Fermant les yeux, ce sont talons d'arbres en exode que tu entends marteler le bitume, tandis que la cafetière crachote son encre qui sent la torréfaction et les cultures sur brûlis d'Amazonie. Encore embrumé, ton esprit cherche un papier blanc, juste pour se reprendre en invitant à s'y poser l'essaim de mots tourbillonnant autour de l'ampoule électrique.

 

Par la fenêtre, - ting, tong... tang ! - s'allume ici ou là, comme au hasard, l'une ou l'autre lampe aux étages de l'immeuble qui, depuis l'autre rive, t'observe avant même que se soit levé le jour. La pluie a si bien lavé la rue qu'y reparaissent, comme des mosaïques, d'antiques reflets du temps des becs de gaz.

 

Les pneus d'une automobiles passent en sabrant ces clartés, avec un chuintement mouillé.

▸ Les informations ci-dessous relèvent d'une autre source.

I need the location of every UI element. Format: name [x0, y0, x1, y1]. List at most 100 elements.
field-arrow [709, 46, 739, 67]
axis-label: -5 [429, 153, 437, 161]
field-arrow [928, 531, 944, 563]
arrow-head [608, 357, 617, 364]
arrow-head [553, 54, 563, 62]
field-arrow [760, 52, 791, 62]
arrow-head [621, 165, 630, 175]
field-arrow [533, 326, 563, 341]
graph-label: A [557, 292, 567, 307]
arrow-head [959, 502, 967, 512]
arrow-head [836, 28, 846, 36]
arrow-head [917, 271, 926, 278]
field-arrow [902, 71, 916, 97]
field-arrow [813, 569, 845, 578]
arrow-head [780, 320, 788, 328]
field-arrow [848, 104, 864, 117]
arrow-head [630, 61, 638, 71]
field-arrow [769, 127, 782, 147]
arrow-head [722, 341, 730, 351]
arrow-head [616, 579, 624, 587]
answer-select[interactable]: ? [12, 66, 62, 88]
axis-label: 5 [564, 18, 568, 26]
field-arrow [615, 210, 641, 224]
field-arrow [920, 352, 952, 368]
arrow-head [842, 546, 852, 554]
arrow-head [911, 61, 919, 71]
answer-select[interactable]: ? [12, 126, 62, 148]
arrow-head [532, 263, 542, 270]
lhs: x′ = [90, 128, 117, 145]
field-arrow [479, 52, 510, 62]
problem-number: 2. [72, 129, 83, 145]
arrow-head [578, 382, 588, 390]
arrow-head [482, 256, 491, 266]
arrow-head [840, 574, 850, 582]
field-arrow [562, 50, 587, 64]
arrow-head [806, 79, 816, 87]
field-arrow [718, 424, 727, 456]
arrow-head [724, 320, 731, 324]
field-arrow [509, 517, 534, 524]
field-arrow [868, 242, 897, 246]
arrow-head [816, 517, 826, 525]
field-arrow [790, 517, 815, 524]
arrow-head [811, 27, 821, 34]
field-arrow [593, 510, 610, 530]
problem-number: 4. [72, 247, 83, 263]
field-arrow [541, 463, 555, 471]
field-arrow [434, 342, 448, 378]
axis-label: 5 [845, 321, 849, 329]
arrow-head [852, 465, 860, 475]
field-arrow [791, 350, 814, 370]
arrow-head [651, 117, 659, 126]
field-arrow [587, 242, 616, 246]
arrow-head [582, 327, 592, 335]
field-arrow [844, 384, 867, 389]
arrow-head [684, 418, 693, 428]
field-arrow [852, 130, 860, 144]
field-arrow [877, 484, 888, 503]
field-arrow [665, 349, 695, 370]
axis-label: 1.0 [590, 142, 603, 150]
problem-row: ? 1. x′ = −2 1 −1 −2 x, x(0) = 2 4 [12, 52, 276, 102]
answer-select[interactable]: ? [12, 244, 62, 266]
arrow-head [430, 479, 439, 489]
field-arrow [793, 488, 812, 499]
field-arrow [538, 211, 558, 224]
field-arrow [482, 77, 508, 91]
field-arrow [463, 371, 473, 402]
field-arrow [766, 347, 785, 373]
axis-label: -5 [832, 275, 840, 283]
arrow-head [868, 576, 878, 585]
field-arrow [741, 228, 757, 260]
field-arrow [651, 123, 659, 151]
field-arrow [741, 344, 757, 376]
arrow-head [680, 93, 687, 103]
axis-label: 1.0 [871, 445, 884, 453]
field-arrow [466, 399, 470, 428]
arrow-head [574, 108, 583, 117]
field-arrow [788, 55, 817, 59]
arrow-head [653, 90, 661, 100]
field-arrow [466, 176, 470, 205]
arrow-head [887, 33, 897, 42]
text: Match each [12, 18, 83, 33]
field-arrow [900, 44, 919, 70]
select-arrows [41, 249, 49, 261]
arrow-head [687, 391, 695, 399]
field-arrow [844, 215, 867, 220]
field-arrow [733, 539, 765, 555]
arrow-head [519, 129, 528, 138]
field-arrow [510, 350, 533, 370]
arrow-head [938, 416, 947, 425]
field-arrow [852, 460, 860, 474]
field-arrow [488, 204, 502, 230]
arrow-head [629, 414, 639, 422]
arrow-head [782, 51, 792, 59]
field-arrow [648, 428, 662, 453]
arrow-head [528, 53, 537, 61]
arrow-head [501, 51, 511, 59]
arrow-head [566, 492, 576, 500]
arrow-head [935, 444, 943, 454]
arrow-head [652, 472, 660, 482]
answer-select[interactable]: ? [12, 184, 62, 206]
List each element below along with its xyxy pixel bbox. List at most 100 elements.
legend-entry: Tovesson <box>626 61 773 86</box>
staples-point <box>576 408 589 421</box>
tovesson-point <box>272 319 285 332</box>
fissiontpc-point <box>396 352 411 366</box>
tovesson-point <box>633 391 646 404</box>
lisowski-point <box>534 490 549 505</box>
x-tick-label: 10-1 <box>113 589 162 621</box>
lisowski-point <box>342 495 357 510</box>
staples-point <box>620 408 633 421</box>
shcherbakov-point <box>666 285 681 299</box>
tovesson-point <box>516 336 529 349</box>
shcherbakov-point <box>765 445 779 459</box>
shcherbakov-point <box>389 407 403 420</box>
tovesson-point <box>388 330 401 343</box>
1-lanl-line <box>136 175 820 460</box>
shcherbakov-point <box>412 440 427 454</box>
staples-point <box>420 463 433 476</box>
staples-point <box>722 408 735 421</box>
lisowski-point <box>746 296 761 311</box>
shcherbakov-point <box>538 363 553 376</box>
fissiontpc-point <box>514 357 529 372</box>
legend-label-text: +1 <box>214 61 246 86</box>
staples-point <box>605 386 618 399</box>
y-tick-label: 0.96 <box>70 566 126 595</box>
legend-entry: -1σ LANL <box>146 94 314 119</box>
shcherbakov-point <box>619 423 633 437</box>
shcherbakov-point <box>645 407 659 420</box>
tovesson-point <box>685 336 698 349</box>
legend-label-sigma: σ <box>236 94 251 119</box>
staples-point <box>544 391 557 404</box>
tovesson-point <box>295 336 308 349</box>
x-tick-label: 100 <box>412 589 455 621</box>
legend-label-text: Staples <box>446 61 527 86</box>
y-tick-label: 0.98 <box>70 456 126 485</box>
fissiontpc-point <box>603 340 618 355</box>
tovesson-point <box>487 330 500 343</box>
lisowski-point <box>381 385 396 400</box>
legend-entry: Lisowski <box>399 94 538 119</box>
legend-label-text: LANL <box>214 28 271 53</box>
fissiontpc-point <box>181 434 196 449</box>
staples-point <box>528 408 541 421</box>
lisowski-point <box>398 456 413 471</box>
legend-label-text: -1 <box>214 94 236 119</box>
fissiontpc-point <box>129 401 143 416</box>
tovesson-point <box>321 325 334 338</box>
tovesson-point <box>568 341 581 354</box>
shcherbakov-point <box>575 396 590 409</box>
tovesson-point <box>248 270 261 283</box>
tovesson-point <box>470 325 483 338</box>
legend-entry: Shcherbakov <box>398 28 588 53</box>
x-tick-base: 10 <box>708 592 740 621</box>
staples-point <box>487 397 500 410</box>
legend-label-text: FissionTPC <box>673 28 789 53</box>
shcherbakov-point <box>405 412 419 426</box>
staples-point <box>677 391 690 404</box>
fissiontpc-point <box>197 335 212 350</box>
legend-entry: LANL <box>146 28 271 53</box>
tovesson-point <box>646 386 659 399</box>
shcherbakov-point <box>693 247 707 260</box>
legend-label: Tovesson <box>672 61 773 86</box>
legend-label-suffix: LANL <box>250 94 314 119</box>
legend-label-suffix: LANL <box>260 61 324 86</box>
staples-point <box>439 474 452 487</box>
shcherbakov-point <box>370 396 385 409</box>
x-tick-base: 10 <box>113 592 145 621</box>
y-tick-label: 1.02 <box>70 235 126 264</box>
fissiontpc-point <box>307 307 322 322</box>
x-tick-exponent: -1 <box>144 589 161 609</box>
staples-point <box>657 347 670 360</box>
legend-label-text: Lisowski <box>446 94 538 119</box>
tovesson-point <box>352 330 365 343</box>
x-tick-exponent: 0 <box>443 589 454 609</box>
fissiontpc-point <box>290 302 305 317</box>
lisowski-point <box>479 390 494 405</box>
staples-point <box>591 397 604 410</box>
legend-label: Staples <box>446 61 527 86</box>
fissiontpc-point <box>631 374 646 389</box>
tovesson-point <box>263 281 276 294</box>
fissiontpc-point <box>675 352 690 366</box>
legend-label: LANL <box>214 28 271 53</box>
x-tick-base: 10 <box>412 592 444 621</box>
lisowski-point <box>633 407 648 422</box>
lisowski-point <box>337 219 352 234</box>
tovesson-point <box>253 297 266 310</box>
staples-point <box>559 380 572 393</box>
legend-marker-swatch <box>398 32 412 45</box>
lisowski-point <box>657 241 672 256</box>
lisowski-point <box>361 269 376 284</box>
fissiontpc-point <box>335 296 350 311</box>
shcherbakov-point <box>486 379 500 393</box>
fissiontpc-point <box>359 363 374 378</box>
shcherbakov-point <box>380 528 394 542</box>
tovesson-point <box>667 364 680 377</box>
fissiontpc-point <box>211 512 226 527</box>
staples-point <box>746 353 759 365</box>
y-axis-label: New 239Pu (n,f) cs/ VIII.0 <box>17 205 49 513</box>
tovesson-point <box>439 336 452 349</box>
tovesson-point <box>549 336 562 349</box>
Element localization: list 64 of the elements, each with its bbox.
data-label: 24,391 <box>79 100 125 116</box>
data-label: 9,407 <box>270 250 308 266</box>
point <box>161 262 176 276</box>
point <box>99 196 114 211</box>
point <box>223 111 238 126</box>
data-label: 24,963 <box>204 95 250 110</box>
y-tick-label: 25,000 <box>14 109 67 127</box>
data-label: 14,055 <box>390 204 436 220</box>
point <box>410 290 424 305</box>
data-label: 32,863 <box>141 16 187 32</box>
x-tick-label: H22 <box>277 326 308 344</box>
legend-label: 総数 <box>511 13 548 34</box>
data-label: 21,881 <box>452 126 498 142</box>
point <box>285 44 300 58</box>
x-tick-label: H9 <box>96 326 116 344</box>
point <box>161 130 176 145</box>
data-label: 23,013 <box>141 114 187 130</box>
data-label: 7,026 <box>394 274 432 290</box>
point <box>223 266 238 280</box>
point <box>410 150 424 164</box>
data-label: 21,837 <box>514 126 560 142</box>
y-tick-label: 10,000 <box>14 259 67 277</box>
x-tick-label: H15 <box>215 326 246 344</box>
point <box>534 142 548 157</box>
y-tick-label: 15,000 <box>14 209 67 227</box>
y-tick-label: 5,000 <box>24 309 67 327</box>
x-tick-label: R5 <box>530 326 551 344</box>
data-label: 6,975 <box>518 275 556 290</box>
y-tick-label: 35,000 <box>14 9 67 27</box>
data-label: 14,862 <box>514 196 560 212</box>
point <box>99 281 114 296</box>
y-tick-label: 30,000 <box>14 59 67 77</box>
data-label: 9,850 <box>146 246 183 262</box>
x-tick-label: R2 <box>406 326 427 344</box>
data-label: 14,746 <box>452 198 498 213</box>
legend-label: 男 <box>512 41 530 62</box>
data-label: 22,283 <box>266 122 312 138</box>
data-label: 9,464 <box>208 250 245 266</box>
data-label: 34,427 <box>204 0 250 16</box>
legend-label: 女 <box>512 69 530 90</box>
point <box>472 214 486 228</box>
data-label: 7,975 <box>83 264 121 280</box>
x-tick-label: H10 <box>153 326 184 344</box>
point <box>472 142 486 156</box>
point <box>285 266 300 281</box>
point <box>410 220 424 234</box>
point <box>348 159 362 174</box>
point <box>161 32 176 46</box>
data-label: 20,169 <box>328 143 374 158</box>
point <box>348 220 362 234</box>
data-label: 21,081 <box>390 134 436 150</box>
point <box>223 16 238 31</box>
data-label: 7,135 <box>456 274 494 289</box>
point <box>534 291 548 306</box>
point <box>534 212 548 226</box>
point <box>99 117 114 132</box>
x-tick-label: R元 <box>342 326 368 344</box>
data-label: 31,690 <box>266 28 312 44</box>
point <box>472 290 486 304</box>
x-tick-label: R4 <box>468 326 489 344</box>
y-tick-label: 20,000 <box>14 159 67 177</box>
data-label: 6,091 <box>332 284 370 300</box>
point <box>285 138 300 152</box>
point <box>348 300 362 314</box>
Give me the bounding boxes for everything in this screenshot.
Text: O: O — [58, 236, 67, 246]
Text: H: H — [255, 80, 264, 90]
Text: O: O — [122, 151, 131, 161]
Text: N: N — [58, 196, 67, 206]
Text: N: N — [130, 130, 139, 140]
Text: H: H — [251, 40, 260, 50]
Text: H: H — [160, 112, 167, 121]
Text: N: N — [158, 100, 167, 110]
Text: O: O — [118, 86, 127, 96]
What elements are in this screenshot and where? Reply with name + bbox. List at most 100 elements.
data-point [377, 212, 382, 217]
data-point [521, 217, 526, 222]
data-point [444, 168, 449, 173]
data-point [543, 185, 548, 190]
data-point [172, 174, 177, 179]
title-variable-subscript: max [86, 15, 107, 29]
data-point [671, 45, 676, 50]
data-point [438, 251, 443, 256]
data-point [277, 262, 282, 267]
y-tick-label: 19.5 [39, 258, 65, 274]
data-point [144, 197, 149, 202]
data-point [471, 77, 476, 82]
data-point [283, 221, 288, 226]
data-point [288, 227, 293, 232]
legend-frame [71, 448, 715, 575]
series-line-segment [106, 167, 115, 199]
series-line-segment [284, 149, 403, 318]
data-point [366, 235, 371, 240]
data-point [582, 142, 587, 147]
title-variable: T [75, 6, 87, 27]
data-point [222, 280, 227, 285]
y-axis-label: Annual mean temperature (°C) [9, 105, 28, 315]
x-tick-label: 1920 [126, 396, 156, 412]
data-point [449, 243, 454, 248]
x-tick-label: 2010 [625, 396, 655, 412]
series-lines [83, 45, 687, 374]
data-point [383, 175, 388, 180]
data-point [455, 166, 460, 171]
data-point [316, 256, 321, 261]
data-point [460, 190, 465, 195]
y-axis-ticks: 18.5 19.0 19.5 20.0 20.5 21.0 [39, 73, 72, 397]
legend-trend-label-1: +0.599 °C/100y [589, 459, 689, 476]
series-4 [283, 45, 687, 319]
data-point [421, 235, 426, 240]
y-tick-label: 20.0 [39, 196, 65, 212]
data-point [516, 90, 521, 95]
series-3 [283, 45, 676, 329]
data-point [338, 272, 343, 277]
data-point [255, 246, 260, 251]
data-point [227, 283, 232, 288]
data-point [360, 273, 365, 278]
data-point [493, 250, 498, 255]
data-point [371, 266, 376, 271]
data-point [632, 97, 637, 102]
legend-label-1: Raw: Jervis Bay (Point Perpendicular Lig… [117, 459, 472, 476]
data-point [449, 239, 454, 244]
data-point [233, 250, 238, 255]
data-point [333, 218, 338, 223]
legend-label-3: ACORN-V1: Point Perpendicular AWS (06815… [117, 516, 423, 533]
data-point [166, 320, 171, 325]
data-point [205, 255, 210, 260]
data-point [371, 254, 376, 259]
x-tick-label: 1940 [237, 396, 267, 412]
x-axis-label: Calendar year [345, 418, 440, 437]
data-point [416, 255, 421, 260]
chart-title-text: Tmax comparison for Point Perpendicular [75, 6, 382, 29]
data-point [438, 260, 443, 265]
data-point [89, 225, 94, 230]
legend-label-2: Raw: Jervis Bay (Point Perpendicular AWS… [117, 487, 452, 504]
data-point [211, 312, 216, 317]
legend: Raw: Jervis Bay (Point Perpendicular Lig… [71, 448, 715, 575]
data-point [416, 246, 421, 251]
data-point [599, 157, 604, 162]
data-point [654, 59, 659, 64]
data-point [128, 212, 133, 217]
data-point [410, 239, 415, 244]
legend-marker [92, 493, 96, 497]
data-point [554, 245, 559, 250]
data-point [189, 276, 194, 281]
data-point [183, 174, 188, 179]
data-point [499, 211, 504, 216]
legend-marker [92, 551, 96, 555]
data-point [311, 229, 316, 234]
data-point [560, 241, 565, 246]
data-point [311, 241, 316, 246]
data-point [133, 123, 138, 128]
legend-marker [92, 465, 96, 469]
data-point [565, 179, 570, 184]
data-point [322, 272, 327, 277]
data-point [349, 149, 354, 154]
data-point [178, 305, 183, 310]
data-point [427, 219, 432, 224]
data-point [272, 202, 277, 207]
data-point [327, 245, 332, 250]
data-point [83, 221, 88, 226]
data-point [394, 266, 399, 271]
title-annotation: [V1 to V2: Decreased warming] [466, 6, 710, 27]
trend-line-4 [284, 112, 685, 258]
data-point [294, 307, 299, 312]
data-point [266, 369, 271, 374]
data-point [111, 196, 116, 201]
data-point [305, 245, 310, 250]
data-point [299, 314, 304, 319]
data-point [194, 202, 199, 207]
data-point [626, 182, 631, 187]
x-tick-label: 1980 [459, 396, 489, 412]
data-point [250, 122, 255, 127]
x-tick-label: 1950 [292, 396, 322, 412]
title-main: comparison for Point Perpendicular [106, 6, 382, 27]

Au volant, penché vers le pare-brise, son conducteur, myope ou concentré, scrute un but dont tu te désintéresses et ne sauras de toute façon jamais rien.

 

Le liquide noir a fini de filtrer, tandis que toutes sortes de gens s'engouffrent déjà dans le métro vers des expériences vitales horribles ou merveilleuses que nul ne peut soupçonner, auteurs de romans mis à part. Encore qu'ils soient souvent moins imaginatifs que la vie-même.

 

Enfin, pour retrouver le chemin de la beauté, tu vas jusqu'à la chambre. Tu poses ton plateau sur le lit pour puiser ton premier bonheur dans son premier regard. Elle tourne la tête vers toi et sourit sous ses mèches blondes : un rai de soleil qui traverse une saulaie.

 

Par la vaste baie, on voit les mésanges du jardin festonner l'air d'arbre en arbre. Les pies, les geais déploient le jeu de carte blanc et noir de leurs ailes pour l'aluette de l'aube. Et toute l'année les colombes, plumage couleur d'ardoise, foulard clair autour du cou, roucoulent en se bécotant pour nous donner l'exemple et refonder ce qui fait la splendeur de l'univers.